Is the Fed's interest rate cut actually a risk for the US stock market? Bank of America's suggestion: buy bonds and gold on dips!

cls.cn ·  Sep 22 10:24

1. Bank of America stated that with the arrival of a new round of loose monetary policy by the Federal Reserve, the risk of bubbles has reappeared in some markets; 2. The bank recommends that investors should allocate bonds and gold to hedge against bubble risks.

Caixin Media News on September 21 (Edited by Huang Junzhi): With the Federal Reserve finally cutting interest rates by 50 basis points this Wednesday and starting a loose monetary policy, the market generally believes that the stage has been set for further rebound in the US stock market.

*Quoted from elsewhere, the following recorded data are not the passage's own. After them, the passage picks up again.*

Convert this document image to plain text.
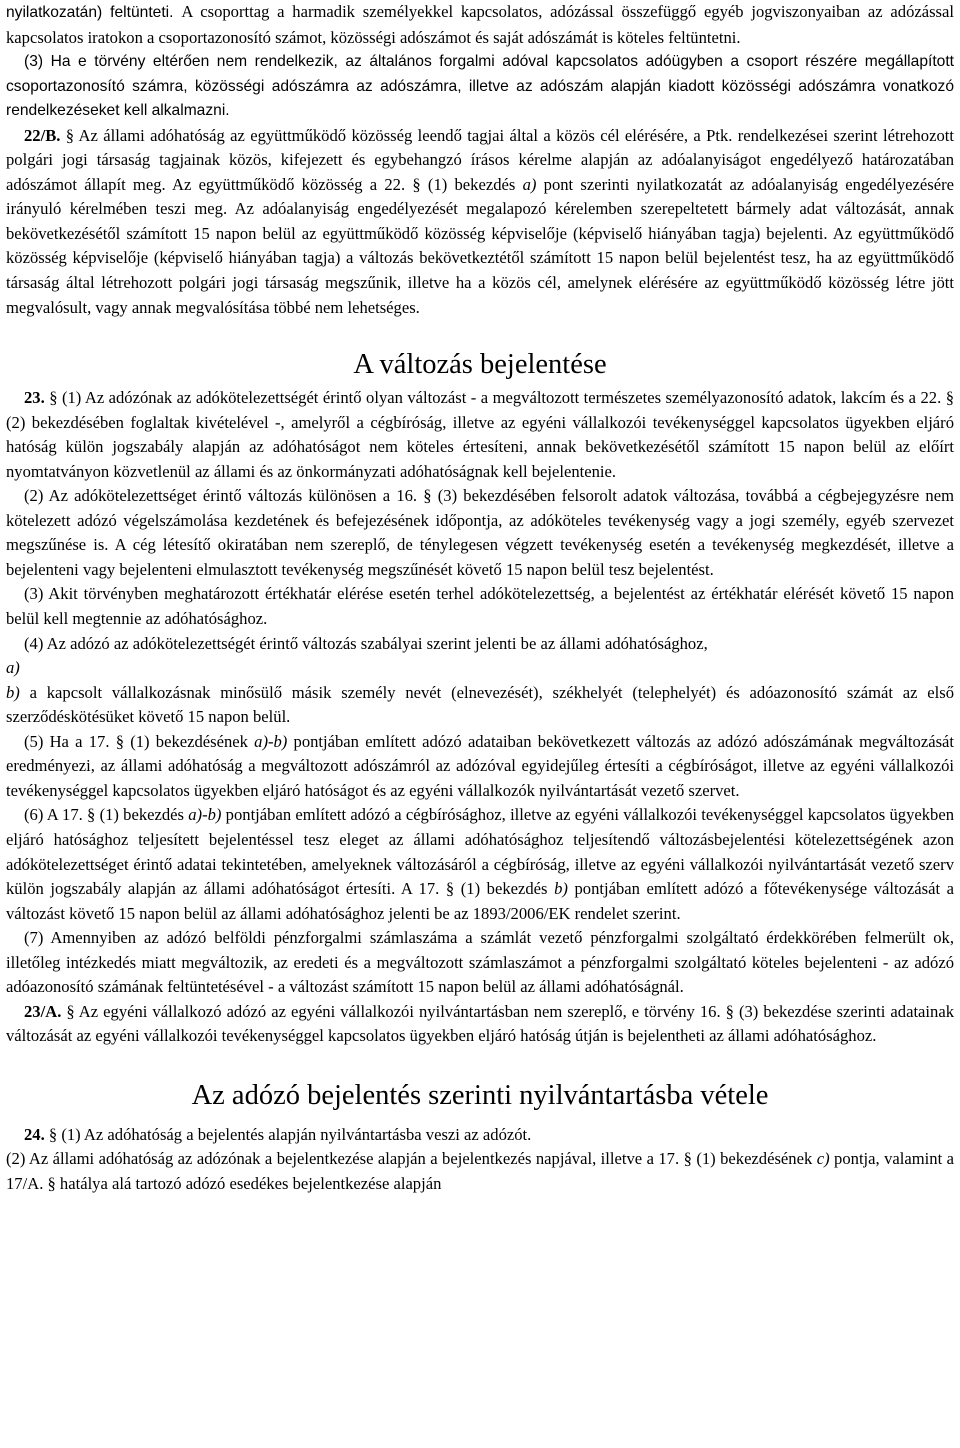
nyilatkozatán) feltünteti. A csoporttag a harmadik személyekkel kapcsolatos, adózással összefüggő egyéb jogviszonyaiban az adózással kapcsolatos iratokon a csoportazonosító számot, közösségi adószámot és saját adószámát is köteles feltüntetni.

(3) Ha e törvény eltérően nem rendelkezik, az általános forgalmi adóval kapcsolatos adóügyben a csoport részére megállapított csoportazonosító számra, közösségi adószámra az adószámra, illetve az adószám alapján kiadott közösségi adószámra vonatkozó rendelkezéseket kell alkalmazni.

22/B. § Az állami adóhatóság az együttműködő közösség leendő tagjai által a közös cél elérésére, a Ptk. rendelkezései szerint létrehozott polgári jogi társaság tagjainak közös, kifejezett és egybehangzó írásos kérelme alapján az adóalanyiságot engedélyező határozatában adószámot állapít meg. Az együttműködő közösség a 22. § (1) bekezdés a) pont szerinti nyilatkozatát az adóalanyiság engedélyezésére irányuló kérelmében teszi meg. Az adóalanyiság engedélyezését megalapozó kérelemben szerepeltetett bármely adat változását, annak bekövetkezésétől számított 15 napon belül az együttműködő közösség képviselője (képviselő hiányában tagja) bejelenti. Az együttműködő közösség képviselője (képviselő hiányában tagja) a változás bekövetkeztétől számított 15 napon belül bejelentést tesz, ha az együttműködő társaság által létrehozott polgári jogi társaság megszűnik, illetve ha a közös cél, amelynek elérésére az együttműködő közösség létre jött megvalósult, vagy annak megvalósítása többé nem lehetséges.

A változás bejelentése

23. § (1) Az adózónak az adókötelezettségét érintő olyan változást - a megváltozott természetes személyazonosító adatok, lakcím és a 22. § (2) bekezdésében foglaltak kivételével -, amelyről a cégbíróság, illetve az egyéni vállalkozói tevékenységgel kapcsolatos ügyekben eljáró hatóság külön jogszabály alapján az adóhatóságot nem köteles értesíteni, annak bekövetkezésétől számított 15 napon belül az előírt nyomtatványon közvetlenül az állami és az önkormányzati adóhatóságnak kell bejelentenie.

(2) Az adókötelezettséget érintő változás különösen a 16. § (3) bekezdésében felsorolt adatok változása, továbbá a cégbejegyzésre nem kötelezett adózó végelszámolása kezdetének és befejezésének időpontja, az adóköteles tevékenység vagy a jogi személy, egyéb szervezet megszűnése is. A cég létesítő okiratában nem szereplő, de ténylegesen végzett tevékenység esetén a tevékenység megkezdését, illetve a bejelenteni vagy bejelenteni elmulasztott tevékenység megszűnését követő 15 napon belül tesz bejelentést.

(3) Akit törvényben meghatározott értékhatár elérése esetén terhel adókötelezettség, a bejelentést az értékhatár elérését követő 15 napon belül kell megtennie az adóhatósághoz.

(4) Az adózó az adókötelezettségét érintő változás szabályai szerint jelenti be az állami adóhatósághoz,

a)

b) a kapcsolt vállalkozásnak minősülő másik személy nevét (elnevezését), székhelyét (telephelyét) és adóazonosító számát az első szerződéskötésüket követő 15 napon belül.

(5) Ha a 17. § (1) bekezdésének a)-b) pontjában említett adózó adataiban bekövetkezett változás az adózó adószámának megváltozását eredményezi, az állami adóhatóság a megváltozott adószámról az adózóval egyidejűleg értesíti a cégbíróságot, illetve az egyéni vállalkozói tevékenységgel kapcsolatos ügyekben eljáró hatóságot és az egyéni vállalkozók nyilvántartását vezető szervet.

(6) A 17. § (1) bekezdés a)-b) pontjában említett adózó a cégbírósághoz, illetve az egyéni vállalkozói tevékenységgel kapcsolatos ügyekben eljáró hatósághoz teljesített bejelentéssel tesz eleget az állami adóhatósághoz teljesítendő változásbejelentési kötelezettségének azon adókötelezettséget érintő adatai tekintetében, amelyeknek változásáról a cégbíróság, illetve az egyéni vállalkozói nyilvántartását vezető szerv külön jogszabály alapján az állami adóhatóságot értesíti. A 17. § (1) bekezdés b) pontjában említett adózó a főtevékenysége változását a változást követő 15 napon belül az állami adóhatósághoz jelenti be az 1893/2006/EK rendelet szerint.

(7) Amennyiben az adózó belföldi pénzforgalmi számlaszáma a számlát vezető pénzforgalmi szolgáltató érdekkörében felmerült ok, illetőleg intézkedés miatt megváltozik, az eredeti és a megváltozott számlaszámot a pénzforgalmi szolgáltató köteles bejelenteni - az adózó adóazonosító számának feltüntetésével - a változást számított 15 napon belül az állami adóhatóságnál.

23/A. § Az egyéni vállalkozó adózó az egyéni vállalkozói nyilvántartásban nem szereplő, e törvény 16. § (3) bekezdése szerinti adatainak változását az egyéni vállalkozói tevékenységgel kapcsolatos ügyekben eljáró hatóság útján is bejelentheti az állami adóhatósághoz.

Az adózó bejelentés szerinti nyilvántartásba vétele

24. § (1) Az adóhatóság a bejelentés alapján nyilvántartásba veszi az adózót.

(2) Az állami adóhatóság az adózónak a bejelentkezése alapján a bejelentkezés napjával, illetve a 17. § (1) bekezdésének c) pontja, valamint a 17/A. § hatálya alá tartozó adózó esedékes bejelentkezése alapján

However, Bank of America does not seem to fully agree.

Bank of America strategist Michael Hartnett said that while this sounds like good news for investors, with the arrival of a new round of loose monetary policy by the Federal Reserve, the risk of bubbles has reappeared in some markets.

After the Federal Reserve cut interest rates by 50 basis points, US stocks started a "rally" on Thursday: all three major indices collectively rose, with the S&P 500 index and the Dow also hitting new historical highs. Despite the influence of "Triple Witching Day" on Friday, the three major indices showed mixed movements, but the Dow once again reached a new historical high.

In a report released later on Wednesday, Bank of America Global Research company predicted that the Federal Reserve will cut interest rates by 75 basis points in Q4, while the previous estimate was that the Fed would cut rates by 25 basis points at the November and December meetings.

In addition, the bank also believes that by 2025, the Federal Reserve may cut rates by another 125 basis points, reducing the target rate from the current federal funds target range of 4.75% to 5.00% to a range of 2.75% to 3.00%. Bank of America economists believe that after further substantial rate cuts, the Fed will be forced to cut rates further.

According to the general market view, by the end of 2025, this will help drive an 18% increase in earnings for Standard & Poor's 500 index component companies. Hartnett said that this growth "will not be much better than risks".

He also added, "There is no better combination for risky assets, so investors will be forced to chase the rebound". He suggested buying when bonds and gold decline, considering the return of bubble risks.

He had previously warned that with the soaring investment in artificial intelligence, a technology bubble may emerge. In February this year, Hartnett stated that the "infant bubble" in the field of artificial intelligence is "growing", and if monetary policy is relaxed, it may push the market higher.

Now, that moment has arrived. In the latest report, Hartnett recommends that the best way to allocate investment portfolios in the context of further expansion of investments in artificial intelligence and loose policies is to allocate bonds and gold to hedge against growth and inflation risks.

"Buying bonds and gold on the rebound of risks, as the 'tail' of recession and inflation accelerating again is too unpopular." He wrote.

Finally, the strategist also mentioned that investing in stocks and commodities outside the US is a good way to trade around the theme of an economic "soft landing", the latter being an inflation hedge tool. This is because Hartnett believes that international stocks are cheaper and are starting to outperform their US counterparts.

Editor / jayden

The translation is provided by third-party software.